I am having trouble proving that $\left<f,f\right>=0 \iff f=0$:
I proved that $f(x)=0\Rightarrow \left< f,f \right>=0$ quite simply by saying that:
$$f(x)=0\Rightarrow \int _{ 0 }^{ 1 }{ (0)^2e^xdt }=0$$
It is proving that $ \left< f,f \right>=0\Rightarrow f(x)=0$ that I am having difficulty with. I am unsure how to continue after the assumption that $\left< f,f \right> =\int _{ 0 }^{ 1 }{ f(x)^2e^xdt } = 0$. It is clear to me that, since $e^x$ cannot be the cause the of result being zero, $f(x)^2$ must be, but I am unsure of how to prove this.

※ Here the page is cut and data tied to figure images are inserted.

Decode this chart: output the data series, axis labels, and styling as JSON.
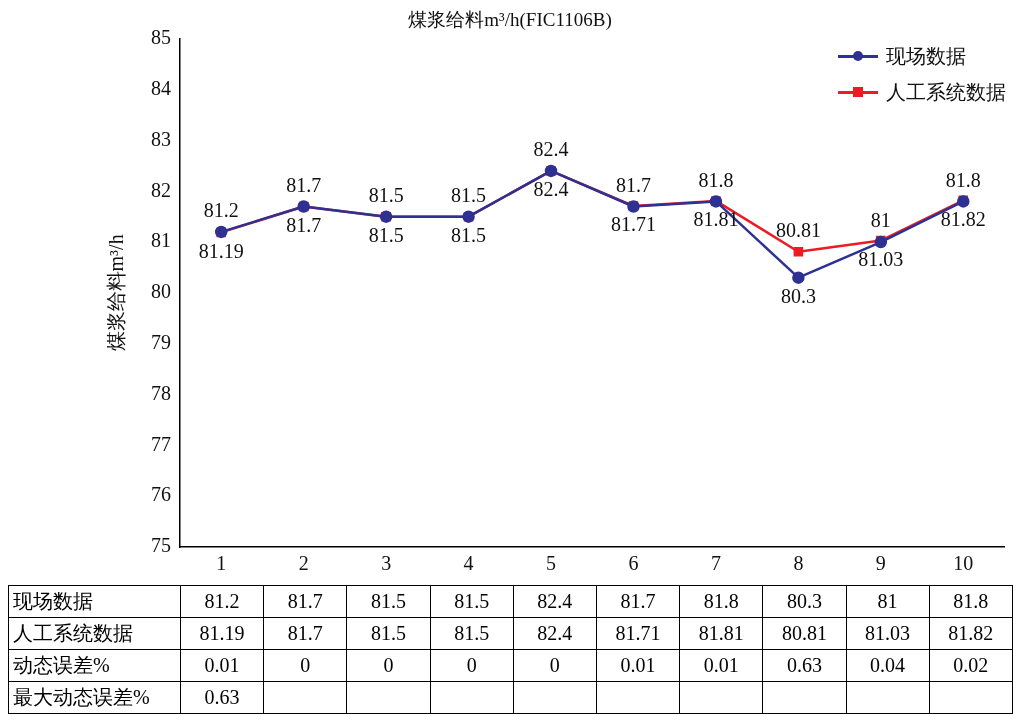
{
  "chart_data": {
    "type": "line",
    "title": "煤浆给料m³/h(FIC1106B)",
    "ylabel": "煤浆给料m³/h",
    "categories": [
      "1",
      "2",
      "3",
      "4",
      "5",
      "6",
      "7",
      "8",
      "9",
      "10"
    ],
    "series": [
      {
        "name": "现场数据",
        "color": "#2e3192",
        "marker": "circle",
        "values": [
          81.2,
          81.7,
          81.5,
          81.5,
          82.4,
          81.7,
          81.8,
          80.3,
          81,
          81.8
        ],
        "value_labels": [
          "81.2",
          "81.7",
          "81.5",
          "81.5",
          "82.4",
          "81.7",
          "81.8",
          "80.3",
          "81",
          "81.8"
        ]
      },
      {
        "name": "人工系统数据",
        "color": "#ed1c24",
        "marker": "square",
        "values": [
          81.19,
          81.7,
          81.5,
          81.5,
          82.4,
          81.71,
          81.81,
          80.81,
          81.03,
          81.82
        ],
        "value_labels": [
          "81.19",
          "81.7",
          "81.5",
          "81.5",
          "82.4",
          "81.71",
          "81.81",
          "80.81",
          "81.03",
          "81.82"
        ]
      }
    ],
    "ylim": [
      75,
      85
    ],
    "yticks": [
      75,
      76,
      77,
      78,
      79,
      80,
      81,
      82,
      83,
      84,
      85
    ],
    "grid": false,
    "legend": "top right",
    "annotations": [
      "现场数据",
      "81.2",
      "81.7",
      "81.5",
      "81.5",
      "82.4",
      "81.7",
      "81.8",
      "80.3",
      "81",
      "81.8",
      "人工系统数据",
      "81.19",
      "81.7",
      "81.5",
      "81.5",
      "82.4",
      "81.71",
      "81.81",
      "80.81",
      "81.03",
      "81.82",
      "动态误差%",
      "0.01",
      "0",
      "0",
      "0",
      "0",
      "0.01",
      "0.01",
      "0.63",
      "0.04",
      "0.02",
      "最大动态误差%",
      "0.63"
    ]
  }
}
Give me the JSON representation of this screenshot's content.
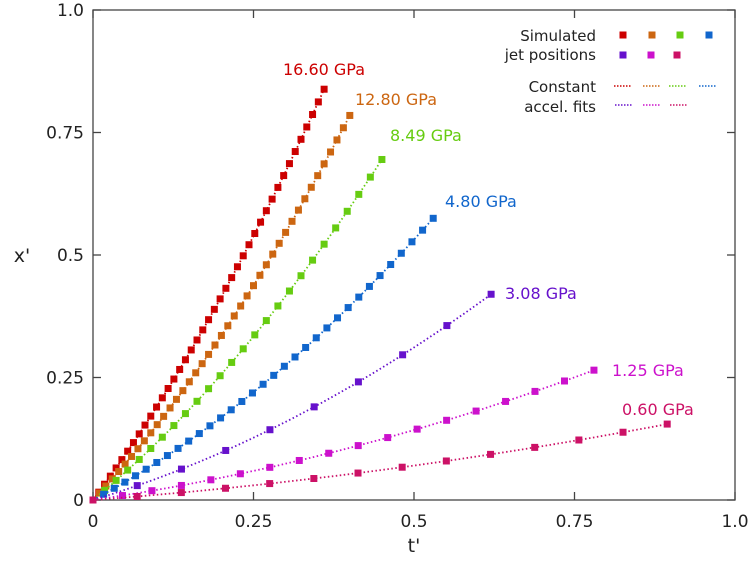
{
  "chart_data": {
    "type": "scatter",
    "title": "",
    "xlabel": "t'",
    "ylabel": "x'",
    "xlim": [
      0,
      1.0
    ],
    "ylim": [
      0,
      1.0
    ],
    "xticks": [
      "0",
      "0.25",
      "0.5",
      "0.75",
      "1.0"
    ],
    "yticks": [
      "0",
      "0.25",
      "0.5",
      "0.75",
      "1.0"
    ],
    "xtick_values": [
      0,
      0.25,
      0.5,
      0.75,
      1.0
    ],
    "ytick_values": [
      0,
      0.25,
      0.5,
      0.75,
      1.0
    ],
    "grid": false,
    "legend": {
      "placement": "top-right",
      "markers_label_1": "Simulated",
      "markers_label_2": "jet positions",
      "lines_label_1": "Constant",
      "lines_label_2": "accel. fits"
    },
    "series": [
      {
        "name": "16.60 GPa",
        "color": "#cc0000",
        "t_step": 0.009,
        "n_points": 41,
        "fit_v": 1.76,
        "fit_a": 1.58
      },
      {
        "name": "12.80 GPa",
        "color": "#cc6611",
        "t_step": 0.01,
        "n_points": 41,
        "fit_v": 1.396,
        "fit_a": 1.415
      },
      {
        "name": "8.49 GPa",
        "color": "#66cc11",
        "t_step": 0.018,
        "n_points": 26,
        "fit_v": 1.074,
        "fit_a": 1.045
      },
      {
        "name": "4.80 GPa",
        "color": "#1166cc",
        "t_step": 0.01656,
        "n_points": 33,
        "fit_v": 0.698,
        "fit_a": 0.73
      },
      {
        "name": "3.08 GPa",
        "color": "#6611cc",
        "t_step": 0.0689,
        "n_points": 10,
        "fit_v": 0.395,
        "fit_a": 0.455
      },
      {
        "name": "1.25 GPa",
        "color": "#cc11cc",
        "t_step": 0.0459,
        "n_points": 18,
        "fit_v": 0.189,
        "fit_a": 0.193
      },
      {
        "name": "0.60 GPa",
        "color": "#cc1166",
        "t_step": 0.0688,
        "n_points": 14,
        "fit_v": 0.099,
        "fit_a": 0.083
      }
    ]
  }
}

Take $h(x)=f(x)^2e^x$ .Then $h$ is continuous on $[0,1]$ and $\int h(x)dx=0$. First we prove $h(x)=0$. Suppose not, then $\exists x_0 \in [0,1] $ so that $h(x_0)>0$. By continuity of $h$ at $x_0$, $\exists$ $[a,b] \subset [0,1]$ so that $h(x)>0$ for all $x \in [a,b]$. Now $$\int_0^1 h(x) dx>\int_a^bh(x)dx>0$$ which is a contradiction! so $h(x)=0$. But $e^x$ is never zero, so $f^2$ is zero and hence $f=0$